As I am getting to this review long after the book club discussion, I will be brief. I am not usually a fan of werewolf stories. I find the mythology tedious. Men are beasts, blah blah blah. This version is at least set in somewhere different, India, and rotates around a very strong woman in unfortunate circumstances. There are two primary stories, one told in the present with Alok the professor and one told in the past with Cyra that prostitute/mother. The book weaves together many mythologies from many different cultures to create a new mythology that is a little interesting.
A few thoughts.
Cyra’s tale. She is neither a victim nor a hero. She is a survivor. Which makes the motivation for chasing down the creature who raped her circumspect. Yeah, she doesn’t want to have this demon baby and is dealing with some crazy stuff. But why would a woman who is surviving in incredibly harsh circumstances, by herself, with very little resources, risk her life to confront a man beast? She is a great character, but her fascination with both Geuvadan and Fenrir makes no sense to me.
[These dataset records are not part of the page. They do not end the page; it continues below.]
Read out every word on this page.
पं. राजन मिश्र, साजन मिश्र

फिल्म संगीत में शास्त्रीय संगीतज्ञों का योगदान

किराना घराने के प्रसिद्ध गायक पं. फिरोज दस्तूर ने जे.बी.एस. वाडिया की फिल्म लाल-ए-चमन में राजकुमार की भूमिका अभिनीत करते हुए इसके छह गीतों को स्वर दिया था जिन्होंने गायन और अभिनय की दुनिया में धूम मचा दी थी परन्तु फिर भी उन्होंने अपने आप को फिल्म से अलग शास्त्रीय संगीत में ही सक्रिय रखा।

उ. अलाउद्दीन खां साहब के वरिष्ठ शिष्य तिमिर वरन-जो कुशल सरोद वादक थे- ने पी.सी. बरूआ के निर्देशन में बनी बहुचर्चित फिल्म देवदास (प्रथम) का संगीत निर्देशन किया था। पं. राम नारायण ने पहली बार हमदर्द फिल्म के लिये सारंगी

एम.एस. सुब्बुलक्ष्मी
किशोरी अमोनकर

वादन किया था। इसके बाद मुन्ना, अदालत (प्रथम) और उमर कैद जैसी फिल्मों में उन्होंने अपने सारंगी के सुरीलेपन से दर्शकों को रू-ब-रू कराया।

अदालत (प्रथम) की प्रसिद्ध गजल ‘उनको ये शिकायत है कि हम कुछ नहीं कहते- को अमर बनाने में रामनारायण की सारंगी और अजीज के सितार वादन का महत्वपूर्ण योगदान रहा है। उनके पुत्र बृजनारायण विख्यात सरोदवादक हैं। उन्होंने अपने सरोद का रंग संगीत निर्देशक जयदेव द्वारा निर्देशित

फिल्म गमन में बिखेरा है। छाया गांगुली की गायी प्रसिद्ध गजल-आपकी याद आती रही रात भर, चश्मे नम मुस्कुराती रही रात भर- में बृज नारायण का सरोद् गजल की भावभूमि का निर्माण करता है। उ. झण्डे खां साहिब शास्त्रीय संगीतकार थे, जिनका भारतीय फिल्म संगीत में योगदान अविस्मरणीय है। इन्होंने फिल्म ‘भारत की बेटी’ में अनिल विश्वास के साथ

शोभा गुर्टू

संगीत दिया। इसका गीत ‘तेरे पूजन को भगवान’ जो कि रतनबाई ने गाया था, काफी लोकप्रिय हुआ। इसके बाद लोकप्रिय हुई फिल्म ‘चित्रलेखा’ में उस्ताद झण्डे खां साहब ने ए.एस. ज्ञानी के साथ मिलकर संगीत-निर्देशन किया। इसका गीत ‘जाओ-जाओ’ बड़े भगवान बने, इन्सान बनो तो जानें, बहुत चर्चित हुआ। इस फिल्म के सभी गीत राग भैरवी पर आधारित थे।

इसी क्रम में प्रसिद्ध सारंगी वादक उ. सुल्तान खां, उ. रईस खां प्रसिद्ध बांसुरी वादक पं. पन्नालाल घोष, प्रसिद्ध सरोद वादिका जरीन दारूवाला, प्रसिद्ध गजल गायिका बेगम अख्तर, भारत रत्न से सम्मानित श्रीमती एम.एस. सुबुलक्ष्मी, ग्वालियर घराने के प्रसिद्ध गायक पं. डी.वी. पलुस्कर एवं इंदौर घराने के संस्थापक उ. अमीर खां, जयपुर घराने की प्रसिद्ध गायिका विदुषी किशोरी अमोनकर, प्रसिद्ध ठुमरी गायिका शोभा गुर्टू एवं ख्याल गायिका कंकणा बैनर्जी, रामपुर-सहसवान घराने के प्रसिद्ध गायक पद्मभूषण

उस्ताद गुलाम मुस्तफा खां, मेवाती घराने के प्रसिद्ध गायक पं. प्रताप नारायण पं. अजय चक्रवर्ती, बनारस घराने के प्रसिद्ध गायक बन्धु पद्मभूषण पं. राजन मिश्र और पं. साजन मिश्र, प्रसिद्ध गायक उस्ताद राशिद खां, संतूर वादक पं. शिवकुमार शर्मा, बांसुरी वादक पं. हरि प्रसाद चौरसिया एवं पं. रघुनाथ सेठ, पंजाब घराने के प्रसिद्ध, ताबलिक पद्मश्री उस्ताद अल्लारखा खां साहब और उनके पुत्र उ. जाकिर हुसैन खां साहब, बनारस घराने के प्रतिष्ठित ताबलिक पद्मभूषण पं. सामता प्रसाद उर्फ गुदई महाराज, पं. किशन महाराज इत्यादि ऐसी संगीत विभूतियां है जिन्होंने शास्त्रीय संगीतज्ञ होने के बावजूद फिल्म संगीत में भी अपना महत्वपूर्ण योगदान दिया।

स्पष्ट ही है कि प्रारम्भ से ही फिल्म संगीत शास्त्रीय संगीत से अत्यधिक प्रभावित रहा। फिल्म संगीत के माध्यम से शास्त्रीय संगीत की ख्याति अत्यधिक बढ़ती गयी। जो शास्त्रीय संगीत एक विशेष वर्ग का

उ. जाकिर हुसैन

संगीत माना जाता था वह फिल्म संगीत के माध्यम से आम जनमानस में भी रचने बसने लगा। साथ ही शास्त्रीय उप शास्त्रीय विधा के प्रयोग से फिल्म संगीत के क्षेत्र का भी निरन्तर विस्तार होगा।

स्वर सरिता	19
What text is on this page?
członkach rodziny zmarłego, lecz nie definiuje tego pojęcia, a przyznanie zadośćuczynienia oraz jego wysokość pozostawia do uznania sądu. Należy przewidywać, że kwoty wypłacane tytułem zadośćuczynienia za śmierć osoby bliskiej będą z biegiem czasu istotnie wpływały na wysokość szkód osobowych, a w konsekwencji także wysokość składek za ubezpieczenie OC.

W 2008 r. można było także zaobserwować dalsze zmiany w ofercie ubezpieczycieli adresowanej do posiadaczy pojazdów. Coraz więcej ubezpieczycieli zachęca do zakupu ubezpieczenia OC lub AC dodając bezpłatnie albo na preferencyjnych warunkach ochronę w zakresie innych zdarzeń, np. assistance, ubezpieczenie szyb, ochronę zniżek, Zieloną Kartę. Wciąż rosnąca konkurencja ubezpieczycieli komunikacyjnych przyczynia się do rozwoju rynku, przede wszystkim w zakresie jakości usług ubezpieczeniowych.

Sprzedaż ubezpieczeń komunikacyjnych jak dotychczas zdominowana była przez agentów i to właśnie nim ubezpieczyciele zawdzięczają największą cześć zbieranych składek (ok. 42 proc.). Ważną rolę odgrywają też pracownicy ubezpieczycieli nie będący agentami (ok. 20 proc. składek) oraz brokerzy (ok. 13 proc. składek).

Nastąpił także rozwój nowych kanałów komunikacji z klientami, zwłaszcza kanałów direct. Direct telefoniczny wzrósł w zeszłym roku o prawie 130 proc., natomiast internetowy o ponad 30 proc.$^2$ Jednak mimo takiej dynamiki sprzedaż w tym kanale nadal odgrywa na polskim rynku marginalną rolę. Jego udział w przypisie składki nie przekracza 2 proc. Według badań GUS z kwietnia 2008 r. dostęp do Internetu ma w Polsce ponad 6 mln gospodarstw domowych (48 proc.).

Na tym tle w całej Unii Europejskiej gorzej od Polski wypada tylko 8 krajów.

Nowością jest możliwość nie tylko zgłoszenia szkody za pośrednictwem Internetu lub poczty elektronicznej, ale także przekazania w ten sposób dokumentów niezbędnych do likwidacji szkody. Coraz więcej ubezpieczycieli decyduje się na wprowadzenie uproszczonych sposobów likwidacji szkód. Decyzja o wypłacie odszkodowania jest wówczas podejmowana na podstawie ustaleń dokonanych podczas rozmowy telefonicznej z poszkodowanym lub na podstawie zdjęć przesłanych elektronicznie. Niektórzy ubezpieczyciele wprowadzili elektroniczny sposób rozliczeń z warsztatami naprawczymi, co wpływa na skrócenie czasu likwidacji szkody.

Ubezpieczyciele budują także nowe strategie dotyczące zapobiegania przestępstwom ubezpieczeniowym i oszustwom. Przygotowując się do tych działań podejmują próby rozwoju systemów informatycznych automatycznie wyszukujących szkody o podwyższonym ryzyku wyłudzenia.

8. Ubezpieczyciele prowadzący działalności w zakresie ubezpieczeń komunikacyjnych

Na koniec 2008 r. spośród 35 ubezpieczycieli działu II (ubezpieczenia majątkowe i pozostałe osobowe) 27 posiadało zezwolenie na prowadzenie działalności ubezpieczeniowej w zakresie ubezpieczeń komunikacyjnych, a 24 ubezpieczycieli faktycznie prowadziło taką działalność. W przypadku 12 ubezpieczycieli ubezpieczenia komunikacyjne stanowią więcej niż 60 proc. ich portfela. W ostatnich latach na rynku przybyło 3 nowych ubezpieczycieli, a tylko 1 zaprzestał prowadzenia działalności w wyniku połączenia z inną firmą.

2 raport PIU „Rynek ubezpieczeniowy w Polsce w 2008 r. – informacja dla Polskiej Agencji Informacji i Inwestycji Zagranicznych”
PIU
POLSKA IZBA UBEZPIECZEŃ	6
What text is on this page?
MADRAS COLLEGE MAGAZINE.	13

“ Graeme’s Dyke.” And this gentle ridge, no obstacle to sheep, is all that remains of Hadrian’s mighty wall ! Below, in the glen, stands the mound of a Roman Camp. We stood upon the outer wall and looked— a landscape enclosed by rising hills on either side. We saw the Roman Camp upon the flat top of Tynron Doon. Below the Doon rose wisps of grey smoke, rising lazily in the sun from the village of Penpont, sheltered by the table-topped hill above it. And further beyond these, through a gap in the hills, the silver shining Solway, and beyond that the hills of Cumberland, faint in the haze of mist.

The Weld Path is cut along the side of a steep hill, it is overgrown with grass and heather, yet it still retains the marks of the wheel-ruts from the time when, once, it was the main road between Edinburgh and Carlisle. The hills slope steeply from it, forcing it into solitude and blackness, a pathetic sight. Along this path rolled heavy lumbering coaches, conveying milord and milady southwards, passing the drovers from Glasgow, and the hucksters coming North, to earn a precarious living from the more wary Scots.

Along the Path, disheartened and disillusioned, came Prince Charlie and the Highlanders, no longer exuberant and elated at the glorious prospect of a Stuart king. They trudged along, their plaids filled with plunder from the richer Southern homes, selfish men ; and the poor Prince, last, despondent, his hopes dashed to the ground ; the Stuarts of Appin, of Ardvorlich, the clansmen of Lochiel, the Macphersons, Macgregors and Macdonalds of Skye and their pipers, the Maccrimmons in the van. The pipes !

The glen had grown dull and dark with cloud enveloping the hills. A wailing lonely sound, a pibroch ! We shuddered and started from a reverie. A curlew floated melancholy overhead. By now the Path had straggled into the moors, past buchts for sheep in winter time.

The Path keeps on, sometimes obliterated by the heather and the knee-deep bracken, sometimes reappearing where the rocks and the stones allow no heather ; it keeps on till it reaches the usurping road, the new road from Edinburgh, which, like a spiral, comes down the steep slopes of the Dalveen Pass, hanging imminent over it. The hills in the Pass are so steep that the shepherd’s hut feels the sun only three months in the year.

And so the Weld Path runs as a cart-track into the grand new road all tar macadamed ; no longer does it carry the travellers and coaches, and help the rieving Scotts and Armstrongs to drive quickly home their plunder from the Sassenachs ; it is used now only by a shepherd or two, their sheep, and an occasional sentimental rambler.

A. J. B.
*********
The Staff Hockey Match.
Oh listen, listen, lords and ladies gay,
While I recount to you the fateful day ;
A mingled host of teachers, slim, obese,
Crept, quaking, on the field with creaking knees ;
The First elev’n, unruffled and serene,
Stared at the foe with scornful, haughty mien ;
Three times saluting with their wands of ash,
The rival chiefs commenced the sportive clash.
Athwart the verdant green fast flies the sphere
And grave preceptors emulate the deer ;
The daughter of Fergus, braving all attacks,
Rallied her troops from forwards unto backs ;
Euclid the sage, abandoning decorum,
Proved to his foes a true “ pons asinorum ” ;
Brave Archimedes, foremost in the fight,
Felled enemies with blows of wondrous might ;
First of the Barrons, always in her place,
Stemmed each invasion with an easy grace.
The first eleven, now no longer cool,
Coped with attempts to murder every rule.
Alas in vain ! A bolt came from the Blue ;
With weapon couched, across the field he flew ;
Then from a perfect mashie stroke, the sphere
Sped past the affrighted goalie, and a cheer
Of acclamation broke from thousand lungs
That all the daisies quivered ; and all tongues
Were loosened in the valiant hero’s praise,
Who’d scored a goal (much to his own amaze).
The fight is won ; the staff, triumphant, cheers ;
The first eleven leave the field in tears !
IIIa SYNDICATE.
Alok: Yay for queer characters. Boo for self-hating queer characters. It feels like the metaphor for second “true” selves in relation to a mostly closeted and shamed queer narrator is a bit heavy handed. Alok is a historian and as such, can’t help but be invested in translating the scrolls. His slowly acknowledged attraction to stranger also makes sense. His sections of the book are the most boring.
The bodily fluids. I bet if I went back and counted the number of sentences involving piss, shit, blood, semen, dismembered body parts or bones it would be well over 25% of all the sentences in the book. I get it, they are hedonistic creatures who revel in consumption. But multiple scenes referencing naked stinky dudes peeing in circles after taking off their clothes just bogged the story down and read like a very specific fan fic fetish.
I am glad I read the book and happy to have participated (at least as an observer) in the book club, but I don’t think I will recommend this book to anyone else.